A decir verdad, no. Me parecía increíble que alguien pudiera ir a chirona por untar de merengue la cara de otra persona, cuando en el mismo Bilbao sucedían cada día cosas mucho más graves que salían gratis.

—Por lo que he oído —traté de quitar hierro al asunto—, el agresor era un pobre hombre.

—Un pobre hombre al que todos conocemos bien, ¿a que sí? —Hizo una pausa para observar mi reacción, pero yo ni siquiera abrí la boca—. Así se empieza, con un pastelazo, luego se lanza un zapato, después una piedra… y al final esos pobres hombres se ponen un cinturón de explosivos y hacen volar por los aires cualquier cosa que les ordenen.

Tras soltar semejante majadería, el tío se me quedó mirando fijamente, y remató la frase con su voz más oscura:

—Te queremos metido en la mezquita, y también nos vas a contar lo que escuches en el Berebar.

La segunda exigencia me pilló desprevenido. Era lo que me faltaba, hacer de topo en mi local preferido de San Francisco, el pacífico rincón que gobernaba mi colega Chihab. No pude sostenerle la mirada al calvo, su propuesta me estaba causando un buen sofocón.

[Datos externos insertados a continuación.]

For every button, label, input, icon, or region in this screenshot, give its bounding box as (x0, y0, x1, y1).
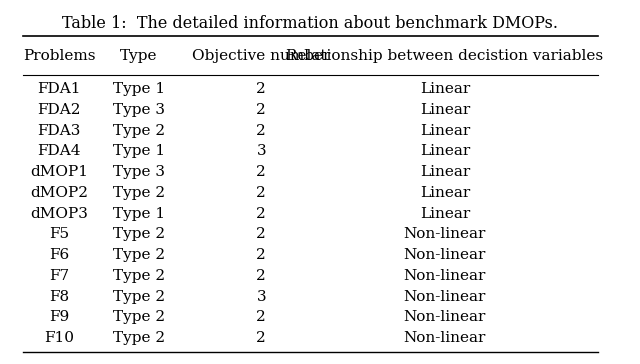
Text: Type 3: Type 3 (113, 165, 165, 179)
Text: F10: F10 (44, 331, 74, 345)
Text: Non-linear: Non-linear (404, 228, 486, 241)
Text: Relationship between decistion variables: Relationship between decistion variables (286, 49, 604, 63)
Text: dMOP3: dMOP3 (30, 207, 88, 221)
Text: Type 2: Type 2 (113, 331, 165, 345)
Text: Linear: Linear (420, 82, 470, 96)
Text: 2: 2 (257, 269, 266, 283)
Text: F7: F7 (49, 269, 69, 283)
Text: 2: 2 (257, 165, 266, 179)
Text: Problems: Problems (23, 49, 95, 63)
Text: F6: F6 (49, 248, 69, 262)
Text: 2: 2 (257, 124, 266, 138)
Text: Type: Type (120, 49, 157, 63)
Text: dMOP2: dMOP2 (30, 186, 88, 200)
Text: 3: 3 (257, 290, 266, 304)
Text: Linear: Linear (420, 103, 470, 117)
Text: Linear: Linear (420, 186, 470, 200)
Text: F9: F9 (49, 310, 69, 324)
Text: Non-linear: Non-linear (404, 310, 486, 324)
Text: 2: 2 (257, 186, 266, 200)
Text: Type 2: Type 2 (113, 186, 165, 200)
Text: Type 2: Type 2 (113, 124, 165, 138)
Text: Linear: Linear (420, 145, 470, 158)
Text: Type 1: Type 1 (113, 82, 165, 96)
Text: Linear: Linear (420, 207, 470, 221)
Text: Type 1: Type 1 (113, 145, 165, 158)
Text: Type 2: Type 2 (113, 290, 165, 304)
Text: 2: 2 (257, 207, 266, 221)
Text: Type 2: Type 2 (113, 269, 165, 283)
Text: Linear: Linear (420, 165, 470, 179)
Text: dMOP1: dMOP1 (30, 165, 88, 179)
Text: Non-linear: Non-linear (404, 331, 486, 345)
Text: Non-linear: Non-linear (404, 290, 486, 304)
Text: Non-linear: Non-linear (404, 248, 486, 262)
Text: FDA2: FDA2 (38, 103, 81, 117)
Text: 2: 2 (257, 82, 266, 96)
Text: Objective number: Objective number (192, 49, 330, 63)
Text: Type 2: Type 2 (113, 310, 165, 324)
Text: 3: 3 (257, 145, 266, 158)
Text: 2: 2 (257, 331, 266, 345)
Text: Type 2: Type 2 (113, 248, 165, 262)
Text: Type 2: Type 2 (113, 228, 165, 241)
Text: 2: 2 (257, 248, 266, 262)
Text: Type 1: Type 1 (113, 207, 165, 221)
Text: Linear: Linear (420, 124, 470, 138)
Text: FDA1: FDA1 (38, 82, 81, 96)
Text: Table 1:  The detailed information about benchmark DMOPs.: Table 1: The detailed information about … (62, 15, 558, 32)
Text: Type 3: Type 3 (113, 103, 165, 117)
Text: 2: 2 (257, 310, 266, 324)
Text: FDA3: FDA3 (38, 124, 81, 138)
Text: 2: 2 (257, 103, 266, 117)
Text: FDA4: FDA4 (38, 145, 81, 158)
Text: 2: 2 (257, 228, 266, 241)
Text: F8: F8 (49, 290, 69, 304)
Text: F5: F5 (49, 228, 69, 241)
Text: Non-linear: Non-linear (404, 269, 486, 283)
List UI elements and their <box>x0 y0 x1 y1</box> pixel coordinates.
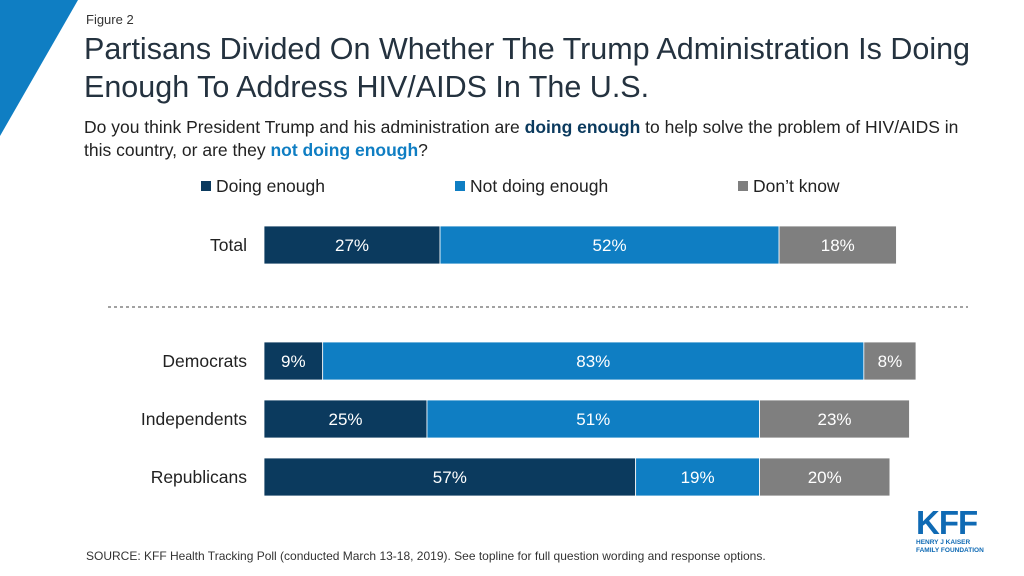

—¿Qué se supone que pasa en el Berebar? —tanteé.

—No estamos seguros, por eso queremos que tú nos lo cuentes. Lo que está claro es que allí entra gentuza de todo tipo, lo mejor de cada casa: los africanos que trapichean en San Francisco, los miembros más radicales de las asociaciones del barrio… y, por si fuera poco, es donde los representantes de las diferentes tribus se reúnen para tomar decisiones. ¿Te parece poco? Seguro que en ese antro se escuchan cosas muy interesantes, siempre que uno tenga el oído fino, claro.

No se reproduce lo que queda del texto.